I was diagnosed with stage 4 colon cancer in 2011. They told me I have 2-5 years. I will never go into remission. I have a 11 year old boy who thinks I hang the moon and the stars. I am essentially his world. My husband thinks I should tell him I only have 2-5 years, but I am afraid if I do he will stop doing things he wants to do and put his life on hold to stay beside me every day. I also do not want that to be the only thing he thinks about for the next 2-5 years "is this the day my mom is going to die?". When should I tell him? When the cancer has progressed so far that I have no choice or now and risk traumatizing him? I am one of those people who wants to fix it for everyone else and make it easier on everyone else, but am finding out there is no real way to help do that. So how do I minimize the damage? I have read some of the other posts and I think they are wonderful ideas. I am hoping for more helpful insight into this dilemma. Thanks.
That is still a fair amount of time. I'm not sure I would mention the death aspect just yet. But I do think it's important that he understands that you're sick, that the doctors are working hard to help you (I didn't say cure) and that it's quite likely you will slow down and not be able to do all the things you used to do or want to do. Let him adjust to the changing you. Then when you get a better idea of how things are going, add information as you go. He won't understand all the medical jargon but he can understand the journey.

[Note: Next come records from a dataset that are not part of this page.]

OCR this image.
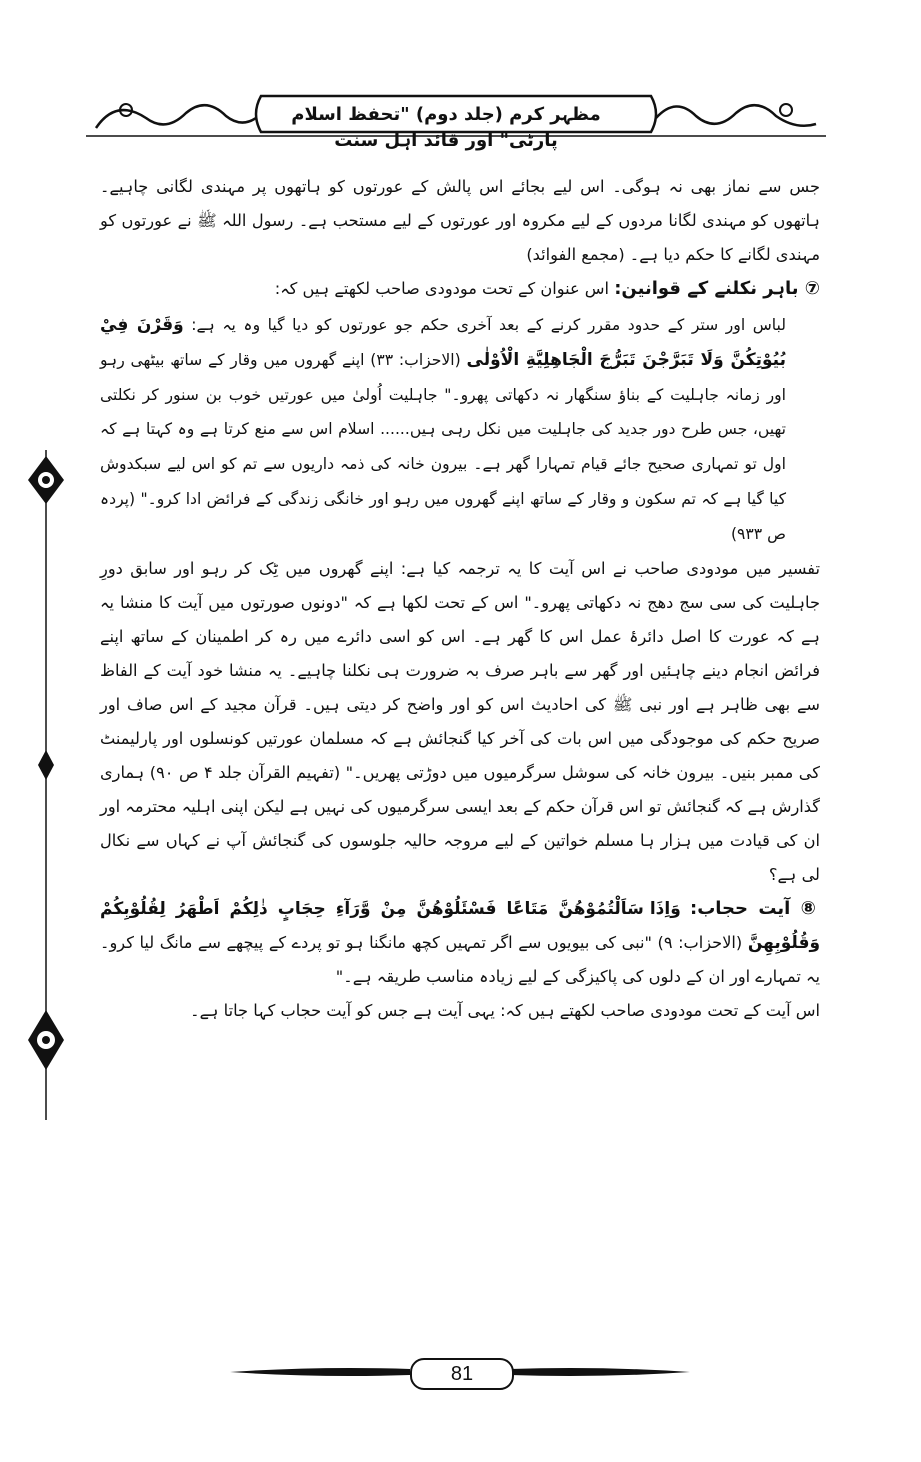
مظہر کرم (جلد دوم) "تحفظ اسلام پارٹی" اور قائد اہل سنت

جس سے نماز بھی نہ ہوگی۔ اس لیے بجائے اس پالش کے عورتوں کو ہاتھوں پر مہندی لگانی چاہیے۔ ہاتھوں کو مہندی لگانا مردوں کے لیے مکروہ اور عورتوں کے لیے مستحب ہے۔ رسول اللہ ﷺ نے عورتوں کو مہندی لگانے کا حکم دیا ہے۔ (مجمع الفوائد)

⑦ باہر نکلنے کے قوانین: اس عنوان کے تحت مودودی صاحب لکھتے ہیں کہ:

لباس اور ستر کے حدود مقرر کرنے کے بعد آخری حکم جو عورتوں کو دیا گیا وہ یہ ہے: وَقَرْنَ فِيْ بُيُوْتِكُنَّ وَلَا تَبَرَّجْنَ تَبَرُّجَ الْجَاهِلِيَّةِ الْاُوْلٰى (الاحزاب: ۳۳) اپنے گھروں میں وقار کے ساتھ بیٹھی رہو اور زمانہ جاہلیت کے بناؤ سنگھار نہ دکھاتی پھرو۔" جاہلیت اُولیٰ میں عورتیں خوب بن سنور کر نکلتی تھیں، جس طرح دور جدید کی جاہلیت میں نکل رہی ہیں...... اسلام اس سے منع کرتا ہے وہ کہتا ہے کہ اول تو تمہاری صحیح جائے قیام تمہارا گھر ہے۔ بیرون خانہ کی ذمہ داریوں سے تم کو اس لیے سبکدوش کیا گیا ہے کہ تم سکون و وقار کے ساتھ اپنے گھروں میں رہو اور خانگی زندگی کے فرائض ادا کرو۔" (پردہ ص ۹۳۳)

تفسیر میں مودودی صاحب نے اس آیت کا یہ ترجمہ کیا ہے: اپنے گھروں میں ٹِک کر رہو اور سابق دورِ جاہلیت کی سی سج دھج نہ دکھاتی پھرو۔" اس کے تحت لکھا ہے کہ "دونوں صورتوں میں آیت کا منشا یہ ہے کہ عورت کا اصل دائرۂ عمل اس کا گھر ہے۔ اس کو اسی دائرے میں رہ کر اطمینان کے ساتھ اپنے فرائض انجام دینے چاہئیں اور گھر سے باہر صرف بہ ضرورت ہی نکلنا چاہیے۔ یہ منشا خود آیت کے الفاظ سے بھی ظاہر ہے اور نبی ﷺ کی احادیث اس کو اور واضح کر دیتی ہیں۔ قرآن مجید کے اس صاف اور صریح حکم کی موجودگی میں اس بات کی آخر کیا گنجائش ہے کہ مسلمان عورتیں کونسلوں اور پارلیمنٹ کی ممبر بنیں۔ بیرون خانہ کی سوشل سرگرمیوں میں دوڑتی پھریں۔" (تفہیم القرآن جلد ۴ ص ۹۰) ہماری گذارش ہے کہ گنجائش تو اس قرآن حکم کے بعد ایسی سرگرمیوں کی نہیں ہے لیکن اپنی اہلیہ محترمہ اور ان کی قیادت میں ہزار ہا مسلم خواتین کے لیے مروجہ حالیہ جلوسوں کی گنجائش آپ نے کہاں سے نکال لی ہے؟

⑧ آیت حجاب: وَاِذَا سَاَلْتُمُوْهُنَّ مَتَاعًا فَسْئَلُوْهُنَّ مِنْ وَّرَآءِ حِجَابٍ ذٰلِكُمْ اَطْهَرُ لِقُلُوْبِكُمْ وَقُلُوْبِهِنَّ (الاحزاب: ۹) "نبی کی بیویوں سے اگر تمہیں کچھ مانگنا ہو تو پردے کے پیچھے سے مانگ لیا کرو۔ یہ تمہارے اور ان کے دلوں کی پاکیزگی کے لیے زیادہ مناسب طریقہ ہے۔"

اس آیت کے تحت مودودی صاحب لکھتے ہیں کہ: یہی آیت ہے جس کو آیت حجاب کہا جاتا ہے۔

81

When time gets closer, then mention the fact that your body is unable to fight back against the disease. I hear there are books out about dying geared to children. I know I have to look at those for our grandchildren since a close family member has about a year to live. I'm going to read them first, see if I like them. I don't want a book that talks about "going to sleep" or "God taking the person to heaven." Those can trigger fear (don't want to go to sleep" or anger (why is God taking you away from me?). See what is comfortable for you.
For now it's important to make memories, enjoy the moments, show him that life is still worth living even when it's shorter than expected. You want him to remember the good moments you had together. Those will help with the grieving. Some people even write letters, make videos for the kids to enjoy after the parent is gone.
wooooo.....are you seeing a doctor or a fortune teller????? How does the doctor know how much time you have left, also, in this day and age, even stage IV colon cancer can have positive outcomes. My first stop would be a new doctor.
Your son needs to know that you are sick, but, if you are not really showing any signs yet, will he understand? Include in your treatments, talk about you feel, the truth....let him know that maybe this illness won't go away, but, right now, there is plenty of time to have a life together!!!! I would not put any times on anything, no one, not even the greatest doctor in the world knows how much time any of us have left. Please do not give up, keep fighting.....stage IV cancer, of any kind can be treated and sometimes with very positive results.
I agree. See another doctor and if that one tells you the same thing, then find another until you get one that will fight for your life with you instead of throwing it away. My father is an eight year cancer survivor and still counting. He was diagnosed with a very large brain tumor that took his entire right frontal lobe and pushed through the midline of the brain and through major blood vessels and branching down the midline with a tentacle. His debulking surgery was only able to get 80% of the tumor due to the blood vessel involvement and going into the other side of the brain. He was given grim news after his pathology came back. His tumor was a oligodendroastrocytoma, basically two different cancers blended into one tumor and it was a stage 3. Brain cancer is very difficult to treat due to the blood/brain barrier. They gave him 3 months without treatment and 6 months with treatment. They told him if treatment had too many side effects and made him feel too poorly to just not bother with it because they would not be able to cure nor significantly prolong his life. He goes to see his surgeon and oncologist once a year for his annual MRI to make sure that there is no new growth. They still can't believe how wrong they were. Just because they are doctors does not mean that they know how long any person has left to live.
I think that your son will take the news much easier knowing that you are doing everything in your power to fight this disease no matter who tells you it's hopeless. Hopeless is not a word that fits into a cancer survivors vocabulary.
When my mother was sick with colon cancer I asked her Dr when was she going to die? He yelled at me and said How can you ask me that ? Don't you know only GOD knows When your going to die,only GOD...I believed him.
Dear Lori, I am 35y with 5y and 10y boys at home. When I was diagnosed with rectal cancer and before the staging results come out, I thought about the same thing. How am I going to tell the kids? I ended up telling them that mommy got sick, and doctors will try their best to make mommy feel better. All I want them to know is that, some days will be good, some days will be bad, no one can tell or predict. We live through it day by day, and we stay strong and together. We support and take care of each other and we don't waste our time fighting. We facetime each other twice a day when I'm in hospital. I show them my surgical cuts. When they visit me in hospital, I walk them around and I show them the chemo carts. I am lucky that my cancer is cured. But even if I was stage 4, I still would never tell my kids that I have 2-5 years left. I'd rather give it a more positive twist, and let them know that mommy's getting sicker and wants to male everyday count starting from now. Ask them to smile more in front of you, share more of stories in their life with you... Best of luck! Merry Christmas!!!